TLS 1.1, 1.0 Salesforce

Since last six months, all of us working on the Salesforce platform have received multiple emails/notifications about the TLS 1.0 disablement. I wanted to try and understand why did salesforce want to do this?

On doing some investigation, I found out that there is a vulnerability regarding the initialization vector(IV). It is used to mask data prior to encryption.IVs were found to be susecptible to man in the middle attacks. This makes the encryption deterministic, which is something we never want. Because being deterministic makes encryption susceptible. This attack is known as BEAST attack.
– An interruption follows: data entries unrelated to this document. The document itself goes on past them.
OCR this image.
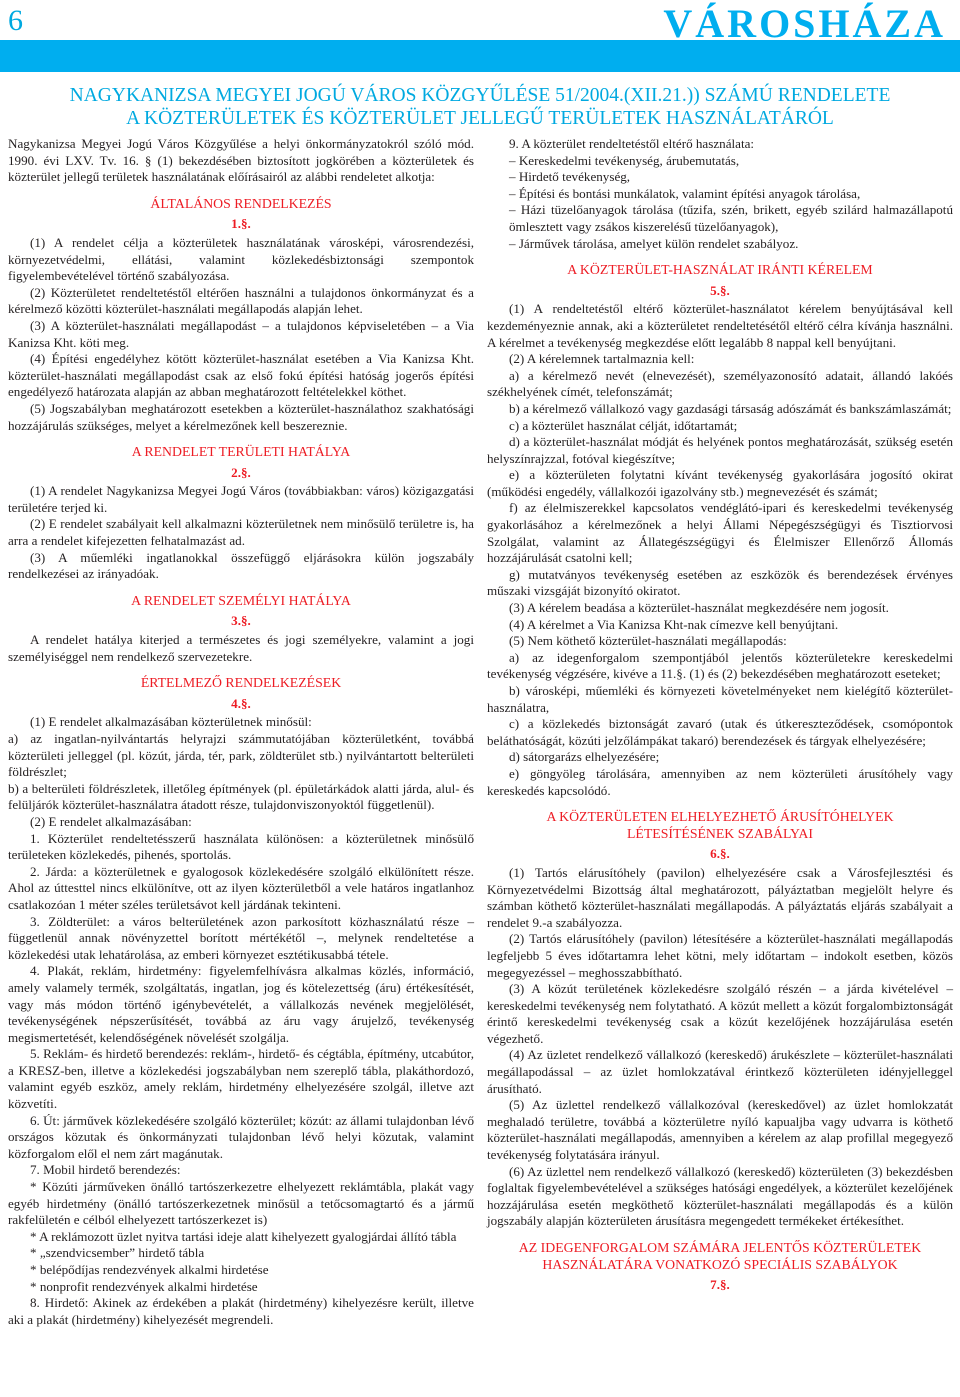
6	VÁROSHÁZA
NAGYKANIZSA MEGYEI JOGÚ VÁROS KÖZGYŰLÉSE 51/2004.(XII.21.)) SZÁMÚ RENDELETE
A KÖZTERÜLETEK ÉS KÖZTERÜLET JELLEGŰ TERÜLETEK HASZNÁLATÁRÓL

Nagykanizsa Megyei Jogú Város Közgyűlése a helyi önkormányzatokról szóló mód. 1990. évi LXV. Tv. 16. § (1) bekezdésében biztosított jogkörében a közterületek és közterület jellegű területek használatának előírásairól az alábbi rendeletet alkotja:

ÁLTALÁNOS RENDELKEZÉS
1.§.

(1) A rendelet célja a közterületek használatának városképi, városrendezési, környezetvédelmi, ellátási, valamint közlekedésbiztonsági szempontok figyelembevételével történő szabályozása.

(2) Közterületet rendeltetéstől eltérően használni a tulajdonos önkormányzat és a kérelmező közötti közterület-használati megállapodás alapján lehet.

(3) A közterület-használati megállapodást – a tulajdonos képviseletében – a Via Kanizsa Kht. köti meg.

(4) Építési engedélyhez kötött közterület-használat esetében a Via Kanizsa Kht. közterület-használati megállapodást csak az első fokú építési hatóság jogerős építési engedélyező határozata alapján az abban meghatározott feltételekkel köthet.

(5) Jogszabályban meghatározott esetekben a közterület-használathoz szakhatósági hozzájárulás szükséges, melyet a kérelmezőnek kell beszereznie.

A RENDELET TERÜLETI HATÁLYA
2.§.

(1) A rendelet Nagykanizsa Megyei Jogú Város (továbbiakban: város) közigazgatási területére terjed ki.

(2) E rendelet szabályait kell alkalmazni közterületnek nem minősülő területre is, ha arra a rendelet kifejezetten felhatalmazást ad.

(3) A műemléki ingatlanokkal összefüggő eljárásokra külön jogszabály rendelkezései az irányadóak.

A RENDELET SZEMÉLYI HATÁLYA
3.§.

A rendelet hatálya kiterjed a természetes és jogi személyekre, valamint a jogi személyiséggel nem rendelkező szervezetekre.

ÉRTELMEZŐ RENDELKEZÉSEK
4.§.

(1) E rendelet alkalmazásában közterületnek minősül:

a) az ingatlan-nyilvántartás helyrajzi számmutatójában közterületként, továbbá közterületi jelleggel (pl. közút, járda, tér, park, zöldterület stb.) nyilvántartott belterületi földrészlet;

b) a belterületi földrészletek, illetőleg építmények (pl. épületárkádok alatti járda, alul- és felüljárók közterület-használatra átadott része, tulajdonviszonyoktól függetlenül).

(2) E rendelet alkalmazásában:

1. Közterület rendeltetésszerű használata különösen: a közterületnek minősülő területeken közlekedés, pihenés, sportolás.

2. Járda: a közterületnek e gyalogosok közlekedésére szolgáló elkülönített része. Ahol az úttesttel nincs elkülönítve, ott az ilyen közterületből a vele határos ingatlanhoz csatlakozóan 1 méter széles területsávot kell járdának tekinteni.

3. Zöldterület: a város belterületének azon parkosított közhasználatú része – függetlenül annak növényzettel borított mértékétől –, melynek rendeltetése a közlekedési utak lehatárolása, az emberi környezet esztétikusabbá tétele.

4. Plakát, reklám, hirdetmény: figyelemfelhívásra alkalmas közlés, információ, amely valamely termék, szolgáltatás, ingatlan, jog és kötelezettség (áru) értékesítését, vagy más módon történő igénybevételét, a vállalkozás nevének megjelölését, tevékenységének népszerűsítését, továbbá az áru vagy árujelző, tevékenység megismertetését, kelendőségének növelését szolgálja.

5. Reklám- és hirdető berendezés: reklám-, hirdető- és cégtábla, építmény, utcabútor, a KRESZ-ben, illetve a közlekedési jogszabályban nem szereplő tábla, plakáthordozó, valamint egyéb eszköz, amely reklám, hirdetmény elhelyezésére szolgál, illetve azt közvetíti.

6. Út: járművek közlekedésére szolgáló közterület; közút: az állami tulajdonban lévő országos közutak és önkormányzati tulajdonban lévő helyi közutak, valamint közforgalom elől el nem zárt magánutak.

7. Mobil hirdető berendezés:

* Közúti járműveken önálló tartószerkezetre elhelyezett reklámtábla, plakát vagy egyéb hirdetmény (önálló tartószerkezetnek minősül a tetőcsomagtartó és a jármű rakfelületén e célból elhelyezett tartószerkezet is)

* A reklámozott üzlet nyitva tartási ideje alatt kihelyezett gyalogjárdai állító tábla

* „szendvicsember” hirdető tábla

* belépődíjas rendezvények alkalmi hirdetése

* nonprofit rendezvények alkalmi hirdetése

8. Hirdető: Akinek az érdekében a plakát (hirdetmény) kihelyezésre került, illetve aki a plakát (hirdetmény) kihelyezését megrendeli.

9. A közterület rendeltetéstől eltérő használata:

– Kereskedelmi tevékenység, árubemutatás,

– Hirdető tevékenység,

– Építési és bontási munkálatok, valamint építési anyagok tárolása,

– Házi tüzelőanyagok tárolása (tűzifa, szén, brikett, egyéb szilárd halmazállapotú ömlesztett vagy zsákos kiszerelésű tüzelőanyagok),

– Járművek tárolása, amelyet külön rendelet szabályoz.

A KÖZTERÜLET-HASZNÁLAT IRÁNTI KÉRELEM
5.§.

(1) A rendeltetéstől eltérő közterület-használatot kérelem benyújtásával kell kezdeményeznie annak, aki a közterületet rendeltetésétől eltérő célra kívánja használni. A kérelmet a tevékenység megkezdése előtt legalább 8 nappal kell benyújtani.

(2) A kérelemnek tartalmaznia kell:

a) a kérelmező nevét (elnevezését), személyazonosító adatait, állandó lakóés székhelyének címét, telefonszámát;

b) a kérelmező vállalkozó vagy gazdasági társaság adószámát és bankszámlaszámát;

c) a közterület használat célját, időtartamát;

d) a közterület-használat módját és helyének pontos meghatározását, szükség esetén helyszínrajzzal, fotóval kiegészítve;

e) a közterületen folytatni kívánt tevékenység gyakorlására jogosító okirat (működési engedély, vállalkozói igazolvány stb.) megnevezését és számát;

f) az élelmiszerekkel kapcsolatos vendéglátó-ipari és kereskedelmi tevékenység gyakorlásához a kérelmezőnek a helyi Állami Népegészségügyi és Tisztiorvosi Szolgálat, valamint az Állategészségügyi és Élelmiszer Ellenőrző Állomás hozzájárulását csatolni kell;

g) mutatványos tevékenység esetében az eszközök és berendezések érvényes műszaki vizsgáját bizonyító okiratot.

(3) A kérelem beadása a közterület-használat megkezdésére nem jogosít.

(4) A kérelmet a Via Kanizsa Kht-nak címezve kell benyújtani.

(5) Nem köthető közterület-használati megállapodás:

a) az idegenforgalom szempontjából jelentős közterületekre kereskedelmi tevékenység végzésére, kivéve a 11.§. (1) és (2) bekezdésében meghatározott eseteket;

b) városképi, műemléki és környezeti követelményeket nem kielégítő közterület-használatra,

c) a közlekedés biztonságát zavaró (utak és útkereszteződések, csomópontok beláthatóságát, közúti jelzőlámpákat takaró) berendezések és tárgyak elhelyezésére;

d) sátorgarázs elhelyezésére;

e) göngyöleg tárolására, amennyiben az nem közterületi árusítóhely vagy kereskedés kapcsolódó.

A KÖZTERÜLETEN ELHELYEZHETŐ ÁRUSÍTÓHELYEK
LÉTESÍTÉSÉNEK SZABÁLYAI
6.§.

(1) Tartós elárusítóhely (pavilon) elhelyezésére csak a Városfejlesztési és Környezetvédelmi Bizottság által meghatározott, pályáztatban megjelölt helyre és számban köthető közterület-használati megállapodás. A pályáztatás eljárás szabályait a rendelet 9.-a szabályozza.

(2) Tartós elárusítóhely (pavilon) létesítésére a közterület-használati megállapodás legfeljebb 5 éves időtartamra lehet kötni, mely időtartam – indokolt esetben, közös megegyezéssel – meghosszabbítható.

(3) A közút területének közlekedésre szolgáló részén – a járda kivételével – kereskedelmi tevékenység nem folytatható. A közút mellett a közút forgalombiztonságát érintő kereskedelmi tevékenység csak a közút kezelőjének hozzájárulása esetén végezhető.

(4) Az üzletet rendelkező vállalkozó (kereskedő) árukészlete – közterület-használati megállapodással – az üzlet homlokzatával érintkező közterületen idényjelleggel árusítható.

(5) Az üzlettel rendelkező vállalkozóval (kereskedővel) az üzlet homlokzatát meghaladó területre, továbbá a közterületre nyíló kapualjba vagy udvarra is köthető közterület-használati megállapodás, amennyiben a kérelem az alap profillal megegyező tevékenység folytatására irányul.

(6) Az üzlettel nem rendelkező vállalkozó (kereskedő) közterületen (3) bekezdésben foglaltak figyelembevételével a szükséges hatósági engedélyek, a közterület kezelőjének hozzájárulása esetén megköthető közterület-használati megállapodás és a külön jogszabály alapján közterületen árusításra megengedett termékeket értékesíthet.

AZ IDEGENFORGALOM SZÁMÁRA JELENTŐS KÖZTERÜLETEK
HASZNÁLATÁRA VONATKOZÓ SPECIÁLIS SZABÁLYOK
7.§.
TLS 1.1 or 1.2 do not have the susceptible initialization vector weakness that is exploited by the BEAST attack.

Since this vulnerability has been out in the open since a long time now, in terms of cyber security, the step from salesforce should be welcomed by all of us. Sometimes we need security to be mandated by platforms to ensure that we are all secure.
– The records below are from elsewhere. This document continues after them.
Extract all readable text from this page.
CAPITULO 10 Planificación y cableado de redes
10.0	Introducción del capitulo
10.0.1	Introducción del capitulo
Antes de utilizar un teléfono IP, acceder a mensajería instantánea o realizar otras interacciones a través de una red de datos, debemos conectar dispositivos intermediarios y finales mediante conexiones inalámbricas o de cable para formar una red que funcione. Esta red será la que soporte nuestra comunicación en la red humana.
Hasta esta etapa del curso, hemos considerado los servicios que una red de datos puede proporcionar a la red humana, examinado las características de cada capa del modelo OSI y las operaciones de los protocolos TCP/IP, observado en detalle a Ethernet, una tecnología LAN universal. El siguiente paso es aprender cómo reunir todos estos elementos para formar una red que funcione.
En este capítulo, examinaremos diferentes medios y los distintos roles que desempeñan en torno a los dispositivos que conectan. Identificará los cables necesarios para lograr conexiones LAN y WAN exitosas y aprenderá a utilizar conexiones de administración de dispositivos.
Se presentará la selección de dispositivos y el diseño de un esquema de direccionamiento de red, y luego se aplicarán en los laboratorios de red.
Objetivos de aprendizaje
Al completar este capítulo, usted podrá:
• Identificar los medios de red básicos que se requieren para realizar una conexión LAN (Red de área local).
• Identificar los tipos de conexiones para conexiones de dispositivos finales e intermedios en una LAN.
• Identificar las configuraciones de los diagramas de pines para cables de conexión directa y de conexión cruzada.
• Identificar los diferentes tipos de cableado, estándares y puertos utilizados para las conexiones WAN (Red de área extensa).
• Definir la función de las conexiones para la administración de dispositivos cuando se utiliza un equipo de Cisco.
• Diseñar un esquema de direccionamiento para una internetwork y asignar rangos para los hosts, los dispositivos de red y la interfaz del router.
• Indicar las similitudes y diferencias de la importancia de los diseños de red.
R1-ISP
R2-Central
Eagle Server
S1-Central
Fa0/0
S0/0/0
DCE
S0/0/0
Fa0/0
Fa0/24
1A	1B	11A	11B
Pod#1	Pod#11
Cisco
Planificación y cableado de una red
For JAVA , add the parameter below to JAVA_OPTS, -Dhttps.protocols=TLSv1.2

For SOAPUI, add the parameter below to the SOAPUI startup script, -Dsoapui.https.protocols=SSLv3,TLSv1.2

Intrestingly, for a lot of other technologies, TLS1.1 or above might already be enabled. You might want to check the runtime of the your client library to ensure which TLS vesion is supported and enabled by default. More often then not, you will have to enable this, in the client runtime, rather than when explicitly making the connection.